Iowa has proposed requiring a monthly contribution for those making between 50 percent and 100 percent of poverty. (Those earning more than that would get help paying for premiums to buy private coverage.) The monthly contribution for those below the poverty line, however, would be waived if the recipient engages in a “health improvement behavior,” such as getting a physical. And recipients can also apply for a hardship waiver if they can’t afford the payment.

Although neither Iowa’s nor Michigan’s proposals have been approved, both the states and the federal government expect that they will reach an agreement.

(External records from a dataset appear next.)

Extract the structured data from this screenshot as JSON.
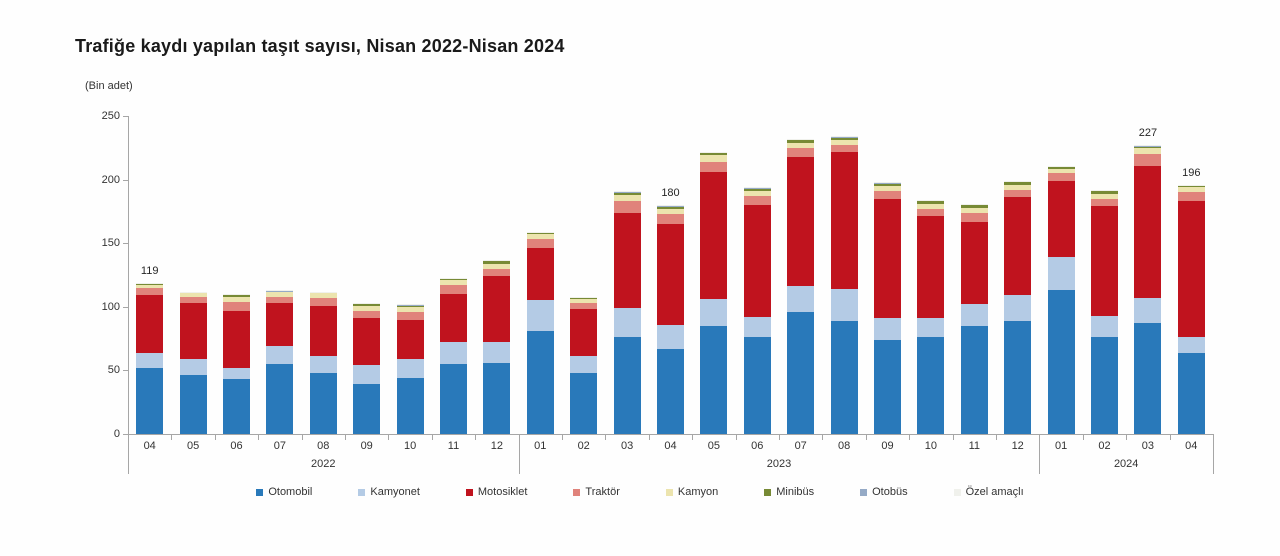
{
  "title": "Trafiğe kaydı yapılan taşıt sayısı, Nisan 2022-Nisan 2024",
  "unit_label": "(Bin adet)",
  "colors": {
    "background": "#ffffff",
    "axis": "#a6a6a6",
    "tick_text": "#333333",
    "title_text": "#1a1a1a",
    "total_label_text": "#262626"
  },
  "chart_data": {
    "type": "bar",
    "stacked": true,
    "title": "Trafiğe kaydı yapılan taşıt sayısı, Nisan 2022-Nisan 2024",
    "ylabel": "(Bin adet)",
    "ylim": [
      0,
      250
    ],
    "yticks": [
      "0",
      "50",
      "100",
      "150",
      "200",
      "250"
    ],
    "grid": false,
    "legend_position": "bottom",
    "categories": [
      "04",
      "05",
      "06",
      "07",
      "08",
      "09",
      "10",
      "11",
      "12",
      "01",
      "02",
      "03",
      "04",
      "05",
      "06",
      "07",
      "08",
      "09",
      "10",
      "11",
      "12",
      "01",
      "02",
      "03",
      "04"
    ],
    "year_groups": [
      {
        "label": "2022",
        "count": 9
      },
      {
        "label": "2023",
        "count": 12
      },
      {
        "label": "2024",
        "count": 4
      }
    ],
    "series": [
      {
        "name": "Otomobil",
        "color": "#2979ba",
        "values": [
          52,
          46,
          43,
          55,
          48,
          39,
          44,
          55,
          56,
          81,
          48,
          76,
          67,
          85,
          76,
          96,
          89,
          74,
          76,
          85,
          89,
          113,
          76,
          87,
          64
        ]
      },
      {
        "name": "Kamyonet",
        "color": "#b4cbe5",
        "values": [
          12,
          13,
          9,
          14,
          13,
          15,
          15,
          17,
          16,
          24,
          13,
          23,
          19,
          21,
          16,
          20,
          25,
          17,
          15,
          17,
          20,
          26,
          17,
          20,
          12
        ]
      },
      {
        "name": "Motosiklet",
        "color": "#c0131e",
        "values": [
          45,
          44,
          45,
          34,
          40,
          37,
          31,
          38,
          52,
          41,
          37,
          75,
          79,
          100,
          88,
          102,
          108,
          94,
          80,
          65,
          77,
          60,
          86,
          104,
          107
        ]
      },
      {
        "name": "Traktör",
        "color": "#e0837b",
        "values": [
          6,
          5,
          7,
          5,
          6,
          6,
          6,
          7,
          6,
          7,
          5,
          9,
          8,
          8,
          7,
          7,
          5,
          6,
          6,
          7,
          6,
          6,
          6,
          9,
          7
        ]
      },
      {
        "name": "Kamyon",
        "color": "#ece4ae",
        "values": [
          2.5,
          2.5,
          4,
          3.5,
          3.5,
          4,
          4,
          4,
          4,
          4,
          3,
          5,
          4,
          5,
          4,
          4,
          4,
          4,
          4,
          4,
          4,
          3,
          4,
          4.5,
          4
        ]
      },
      {
        "name": "Minibüs",
        "color": "#778a35",
        "values": [
          1,
          1,
          1.3,
          1,
          1,
          1.4,
          1.4,
          1.4,
          2,
          1.4,
          1.4,
          2,
          2,
          2,
          2,
          2,
          2,
          2,
          2,
          2,
          2,
          2,
          2,
          2,
          1.4
        ]
      },
      {
        "name": "Otobüs",
        "color": "#95aac6",
        "values": [
          0.3,
          0.3,
          0.4,
          0.3,
          0.3,
          0.4,
          0.4,
          0.4,
          0.6,
          0.4,
          0.4,
          0.6,
          0.6,
          0.6,
          0.6,
          0.6,
          0.6,
          0.6,
          0.6,
          0.6,
          0.6,
          0.6,
          0.6,
          0.3,
          0.4
        ]
      },
      {
        "name": "Özel amaçlı",
        "color": "#f0f1ec",
        "values": [
          0.2,
          0.2,
          0.3,
          0.2,
          0.2,
          0.2,
          0.2,
          0.2,
          0.4,
          0.2,
          0.2,
          0.4,
          0.4,
          0.4,
          0.4,
          0.4,
          0.4,
          0.4,
          0.4,
          0.4,
          0.4,
          0.4,
          0.4,
          0.2,
          0.2
        ]
      }
    ],
    "annotated_totals": [
      {
        "index": 0,
        "label": "119"
      },
      {
        "index": 12,
        "label": "180"
      },
      {
        "index": 23,
        "label": "227"
      },
      {
        "index": 24,
        "label": "196"
      }
    ]
  }
}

Pennsylvania is considering requiring premium contributions that could be reduced if recipients take a health or wellness action and participate in a job search and training program.

States are supposed to show that there’s an experimental value to any change they want to make to Medicaid that could potentially benefit the overall program. But health policy research has shown that copayments cause low-income people to forego even medically necessary care, according to the Kaiser Family Foundation.

“In the past, with Indiana and other states that had moved forward with these waivers to expand coverage, generally these were to populations like childless adults who were otherwise not eligible for coverage,” Rudowitz said. “Now, with the ACA, you have this new coverage pathway with a lot of federal funding to support that... (so it’s) what will they be demonstrating” to justify a waiver.

Minott said Indiana has looked at Michigan’s approach and continues to bat around ideas about how to retain key components from the Healthy Indiana Plan that are also not logistically difficult to administer.

Although the Department of Health and Human Services has not yet arranged the sit-down between Pence and Sebelius, Minott said the federal government is interested in reaching an agreement.

“I really think that it is their goal to get as many people covered as possible. At the same time, there seems to be some ideologies that are held to pretty tightly that are interfering with that,” she said. “But I definitely feel like they’re trying to work with us. We’re certainly still optimistic and working forward on that premise.”